As christians- are we supposed to spend our lives broken? Where does Jesus fit in if we are broken all our lives?

Trying to figure all this out for myself, hope you don't mind the question.

Justin said...


I know you asked this of MJ, but I thought I'd give you my perspective, maybe it might help.

I have been a Christian for 37 years. I can safely say that I am now, after all this time, more broken and beaten now that I ever have been. Christianity was not the cure-all for my ills.

Not that I think it ever was meant to be. My belief in who Jesus is and what his purpose is to humanity has wholly changed over time. I have to admit I'm not completely sure about it, anymore. I used to be... no more.

Jesus fits in, in my limited understanding, as a window into who and what God is. If you've seen me, you've seen the Father. What we are supposed to do with that, again, I don't know. How does his death and resurrection change everything/anything, again, no final answers.

But, I do know that in my broken existence I can look at Jesus and see a God who understands, who wasn't too holy to participate in humanity and our struggles, who isn't perched on high throwing rules down on us and crushing us with the requirement to be perfect... or even to improve.

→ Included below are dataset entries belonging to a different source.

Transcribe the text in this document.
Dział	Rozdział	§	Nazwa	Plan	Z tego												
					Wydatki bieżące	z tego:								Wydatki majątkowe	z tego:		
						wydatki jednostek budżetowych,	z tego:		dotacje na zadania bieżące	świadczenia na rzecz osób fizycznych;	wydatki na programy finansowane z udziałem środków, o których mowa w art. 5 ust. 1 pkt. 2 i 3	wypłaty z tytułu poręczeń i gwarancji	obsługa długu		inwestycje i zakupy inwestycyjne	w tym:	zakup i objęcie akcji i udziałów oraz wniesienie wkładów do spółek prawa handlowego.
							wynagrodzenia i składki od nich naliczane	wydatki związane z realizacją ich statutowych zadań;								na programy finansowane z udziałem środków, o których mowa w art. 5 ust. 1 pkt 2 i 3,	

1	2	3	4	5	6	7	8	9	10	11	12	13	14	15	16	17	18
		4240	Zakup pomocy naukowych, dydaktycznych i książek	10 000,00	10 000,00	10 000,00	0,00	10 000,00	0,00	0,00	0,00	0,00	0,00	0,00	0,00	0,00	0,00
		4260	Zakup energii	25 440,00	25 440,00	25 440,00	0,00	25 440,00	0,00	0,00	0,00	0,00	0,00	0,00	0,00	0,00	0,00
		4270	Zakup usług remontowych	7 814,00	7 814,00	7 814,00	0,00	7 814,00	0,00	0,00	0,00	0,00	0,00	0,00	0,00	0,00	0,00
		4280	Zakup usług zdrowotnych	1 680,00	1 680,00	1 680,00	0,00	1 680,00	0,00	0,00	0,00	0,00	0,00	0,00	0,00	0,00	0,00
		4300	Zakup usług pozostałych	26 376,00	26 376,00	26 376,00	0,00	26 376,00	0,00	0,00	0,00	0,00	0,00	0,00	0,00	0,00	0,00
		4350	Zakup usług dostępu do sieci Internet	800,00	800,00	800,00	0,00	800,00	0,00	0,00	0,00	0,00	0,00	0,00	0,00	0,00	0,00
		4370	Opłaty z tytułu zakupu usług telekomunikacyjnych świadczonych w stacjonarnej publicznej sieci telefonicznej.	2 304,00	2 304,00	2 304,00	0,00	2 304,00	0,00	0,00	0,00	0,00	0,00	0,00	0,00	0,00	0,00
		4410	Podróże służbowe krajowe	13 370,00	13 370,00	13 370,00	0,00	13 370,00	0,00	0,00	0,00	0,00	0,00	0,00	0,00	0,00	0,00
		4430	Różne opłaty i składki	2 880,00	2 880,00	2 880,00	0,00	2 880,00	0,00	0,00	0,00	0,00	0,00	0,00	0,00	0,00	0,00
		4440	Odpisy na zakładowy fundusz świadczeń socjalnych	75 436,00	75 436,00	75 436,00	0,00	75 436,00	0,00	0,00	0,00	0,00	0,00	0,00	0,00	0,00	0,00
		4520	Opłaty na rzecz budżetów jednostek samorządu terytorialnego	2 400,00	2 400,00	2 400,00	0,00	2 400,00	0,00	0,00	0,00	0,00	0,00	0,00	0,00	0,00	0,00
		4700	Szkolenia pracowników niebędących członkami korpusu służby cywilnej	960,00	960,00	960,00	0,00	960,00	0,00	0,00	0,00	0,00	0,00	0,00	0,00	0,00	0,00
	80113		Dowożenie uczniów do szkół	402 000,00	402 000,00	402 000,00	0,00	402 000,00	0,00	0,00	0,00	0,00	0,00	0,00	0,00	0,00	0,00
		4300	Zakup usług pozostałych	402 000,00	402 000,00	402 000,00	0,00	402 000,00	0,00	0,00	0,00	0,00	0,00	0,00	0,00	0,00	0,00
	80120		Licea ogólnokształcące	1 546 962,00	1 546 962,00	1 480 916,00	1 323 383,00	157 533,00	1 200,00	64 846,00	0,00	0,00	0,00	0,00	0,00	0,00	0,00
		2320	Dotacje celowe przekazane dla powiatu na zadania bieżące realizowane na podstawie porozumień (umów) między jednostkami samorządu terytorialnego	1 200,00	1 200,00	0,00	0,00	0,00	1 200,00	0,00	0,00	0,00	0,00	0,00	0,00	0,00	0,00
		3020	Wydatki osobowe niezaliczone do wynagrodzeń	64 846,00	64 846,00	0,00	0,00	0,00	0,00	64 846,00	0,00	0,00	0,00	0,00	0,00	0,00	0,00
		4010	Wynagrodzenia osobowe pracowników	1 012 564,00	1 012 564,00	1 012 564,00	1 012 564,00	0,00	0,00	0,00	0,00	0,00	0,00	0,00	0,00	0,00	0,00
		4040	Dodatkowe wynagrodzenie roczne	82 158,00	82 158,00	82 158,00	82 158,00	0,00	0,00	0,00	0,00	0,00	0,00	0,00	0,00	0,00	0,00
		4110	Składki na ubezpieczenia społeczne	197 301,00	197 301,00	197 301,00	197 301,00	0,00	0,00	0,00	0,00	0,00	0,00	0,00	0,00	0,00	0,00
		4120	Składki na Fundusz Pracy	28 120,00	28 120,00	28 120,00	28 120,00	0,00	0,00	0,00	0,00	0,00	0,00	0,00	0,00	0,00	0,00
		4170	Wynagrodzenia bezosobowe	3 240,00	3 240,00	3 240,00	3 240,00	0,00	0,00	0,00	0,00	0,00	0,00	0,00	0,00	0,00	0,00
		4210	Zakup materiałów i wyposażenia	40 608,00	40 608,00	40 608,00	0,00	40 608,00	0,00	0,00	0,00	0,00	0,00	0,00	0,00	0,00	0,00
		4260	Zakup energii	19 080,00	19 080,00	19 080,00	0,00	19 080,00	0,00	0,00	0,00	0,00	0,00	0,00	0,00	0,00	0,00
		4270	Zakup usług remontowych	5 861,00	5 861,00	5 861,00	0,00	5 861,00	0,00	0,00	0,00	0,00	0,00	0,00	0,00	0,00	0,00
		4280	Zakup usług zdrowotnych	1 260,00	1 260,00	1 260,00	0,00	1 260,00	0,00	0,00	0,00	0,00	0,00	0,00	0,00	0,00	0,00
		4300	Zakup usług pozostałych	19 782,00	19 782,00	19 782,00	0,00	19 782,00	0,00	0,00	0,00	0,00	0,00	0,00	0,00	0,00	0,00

Jesus fits in with the lesson he teaches... take one more step, he has been there, and gets it.

MJ said...

Justin, I like your answer. I would only add that in my humble opinion, the Fall is real and the consequences of sin are real and lasting. I believe that Jesus came to redeem us according to justification, therefore we are sinless in God's eyes now. I also think God is redeeming the entire world from the consequences of sin . . . but that work is not complete and will no be complete in our lifetime.

Therefore, when a young boy is sexually molested, or a woman is beat up by her husband . . . then he leaves her for another woman, or a man watches as his wife dies from a dreadful disease, those wounds are never healed (completely) in this lifetime. They can enter the process of healing. The pain can diminish over time but never go away. But take the man who was molested as a small boy . . . when he is old and in a nursing home, having loved Jesus his entire life, and he reflects on that molestation . . . I believe that he will still feel pain, real pain.

I think that we can forgive but that forgiveness is a process and never complete. The boy who was molested or the woman who was beaten, can try to forgive but they can never forget (and probably never completely forgive).

Sometimes we Evangelicals are taught to lie about our emotions, especially those who have been involved with the Prosperity Gospel point view. We are taught that forgiveness and healing are like magic pixie dust.

Anonymous said...

Anon, Justin, MJ --

There's a reason one of my favorite pieces of Eighties music is "Veteran of the Psychic Wars" by Blue Oyster Cult (lyrics on dropdown).

If you reach your 50s and can't sing along with BOC on this, you're living up around the 80th floor of MJ's building.

Headless Unicorn Guy

Anonymous said...

Therefore, when a young boy is sexually molested, or a woman is beat up by her husband . . . then he leaves her for another woman, or a man watches as his wife dies from a dreadful disease, those wounds are never healed (completely) in this lifetime. They can enter the process of healing. The pain can diminish over time but never go away.

MJ, you've read "Soliloquy to a Cobra in a White Dress". Those ARE my wounds. And they never healed. Not even after 25 years AA (After Ann).